The move comes amid concern about the impact of the Commerce Department’s months-long investigation into whether imports of solar panels from Cambodia, Malaysia, Thailand and Vietnam are circumventing tariffs on goods made in China.
Biden’s action would allay companies’ concerns about having to hold billions of dollars in reserves to pay potential tariffs, one source familiar with the White House’s plans said.
“There is going to be this safe harbor timeout on the … collection of duties, and that’s at the heart of what’s going to save all of these solar projects and ensure that they are going forward,” the source said.
Biden also will invoke the Defense Production Act to drive U.S. manufacturing of solar panels and other clean energy technologies in the future, with the support of loans and grants, the sources said.
State governors, lawmakers, industry officials and environmentalists have expressed concern over the investigation, which could have led to retroactive tariffs of up to 250 percent.
The issue created a unique dilemma for the White House, which is eager to show U.S. leadership on climate change, in part by encouraging use of renewable energy, while respecting and keeping its distance from the investigation proceedings.
Using executive action and invoking the DPA, which gives presidents some authority over domestic industries, allows Biden to take advantage of the tools available to him without stepping on the Commerce Department inquiry.
A second source said Biden’s proclamation, relying on authority from a 1930 trade law, would apply only to the four countries and run in parallel with the investigation.
Depending on its outcome, tariffs could be levied on panels imported after the 24-month period, but the threat of retroactive payments would be off the table, the source added.
“If you bring the stuff in during that 24-month period, regardless of the outcome of the investigation, there will not be those additional duties,” the second source said.
The investigation essentially halted the flow of solar panelsthat make up more than half of U.S. supplies and 80 percent of imports.

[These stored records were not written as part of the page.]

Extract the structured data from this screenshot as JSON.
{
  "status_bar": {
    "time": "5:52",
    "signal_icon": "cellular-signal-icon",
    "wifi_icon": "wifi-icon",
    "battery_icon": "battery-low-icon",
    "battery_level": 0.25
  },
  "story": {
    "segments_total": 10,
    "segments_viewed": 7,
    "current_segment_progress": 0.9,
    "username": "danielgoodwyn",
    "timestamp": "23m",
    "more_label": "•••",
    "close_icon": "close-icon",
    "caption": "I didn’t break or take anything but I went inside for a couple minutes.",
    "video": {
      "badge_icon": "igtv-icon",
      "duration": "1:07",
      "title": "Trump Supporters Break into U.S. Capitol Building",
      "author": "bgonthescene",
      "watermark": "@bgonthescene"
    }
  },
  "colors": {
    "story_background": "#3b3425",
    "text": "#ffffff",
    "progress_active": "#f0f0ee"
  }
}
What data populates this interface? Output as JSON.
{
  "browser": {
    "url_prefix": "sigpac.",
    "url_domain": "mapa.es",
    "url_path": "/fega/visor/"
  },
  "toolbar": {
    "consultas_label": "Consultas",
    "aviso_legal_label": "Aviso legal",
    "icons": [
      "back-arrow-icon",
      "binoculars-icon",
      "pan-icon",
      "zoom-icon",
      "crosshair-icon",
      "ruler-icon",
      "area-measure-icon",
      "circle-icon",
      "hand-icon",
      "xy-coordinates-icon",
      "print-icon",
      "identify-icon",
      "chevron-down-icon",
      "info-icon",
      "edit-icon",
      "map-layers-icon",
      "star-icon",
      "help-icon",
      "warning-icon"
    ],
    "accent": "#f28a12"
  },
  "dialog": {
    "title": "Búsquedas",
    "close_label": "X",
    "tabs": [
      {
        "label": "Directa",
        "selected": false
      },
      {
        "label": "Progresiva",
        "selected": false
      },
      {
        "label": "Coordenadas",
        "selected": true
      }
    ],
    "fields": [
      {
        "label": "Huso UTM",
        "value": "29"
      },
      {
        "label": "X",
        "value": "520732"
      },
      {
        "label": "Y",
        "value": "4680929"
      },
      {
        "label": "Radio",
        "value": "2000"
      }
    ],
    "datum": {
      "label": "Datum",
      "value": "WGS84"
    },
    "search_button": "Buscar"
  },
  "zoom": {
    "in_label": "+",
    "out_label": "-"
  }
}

It had a chilling effect on the industry, according to clean energy groups, some of which asked Commerce Secretary Gina Raimondo to dismiss it. Raimondo has said she had no discretion to influence it.
“The president’s action is a much-needed reprieve from this industry-crushing probe,” Abigail Ross Hopper, president of the Solar Energy Industries Association, said in a statement.
“During the two-year tariff suspension window, the U.S. solar industry can return to rapid deployment while the Defense Production Act helps grow American solar manufacturing.”
Announced at the end of March, the investigation could take 150 days or more to complete.
Biden has previously invoked the DPA to tackle a shortage of infant formula in the United States, ramp up domestic output of key minerals for electric vehicle batteries, and fight the COVID-19 pandemic through tests and vaccine production.
“It is a tool to do what we obviously desperately need to do, which is rapidly grow the domestic manufacturing capacity” of solar panels,” the second source familiar with the matter said.
The administration was “very focused on making sure there’s reliable and resilient supply chains at this critical moment for our energy sector, for our ability to support our consumers and to tackle the climate crisis,” he added.
Ramping up renewable energy such as solar is crucial to Biden’s goal of cutting U.S. greenhouse gas emissions by 50% to 52% by 2030, versus 2005 levels, as well as decarbonizing the U.S. power grid by 2035.
The Commerce Department inquiry has prompted 19 state governors, 22 U.S. senators, and dozens of members of the House of Representatives to express concern in letters to Biden.
“Initiation of this investigation is already causing massive disruption in the solar industry, and it will severely harm American solar businesses and workers and increase costs for American families as long as it continues,” said one letter signed by senators including Martin Heinrich, a Democrat from New Mexico, and Thom Tillis, a Republican from North Carolina.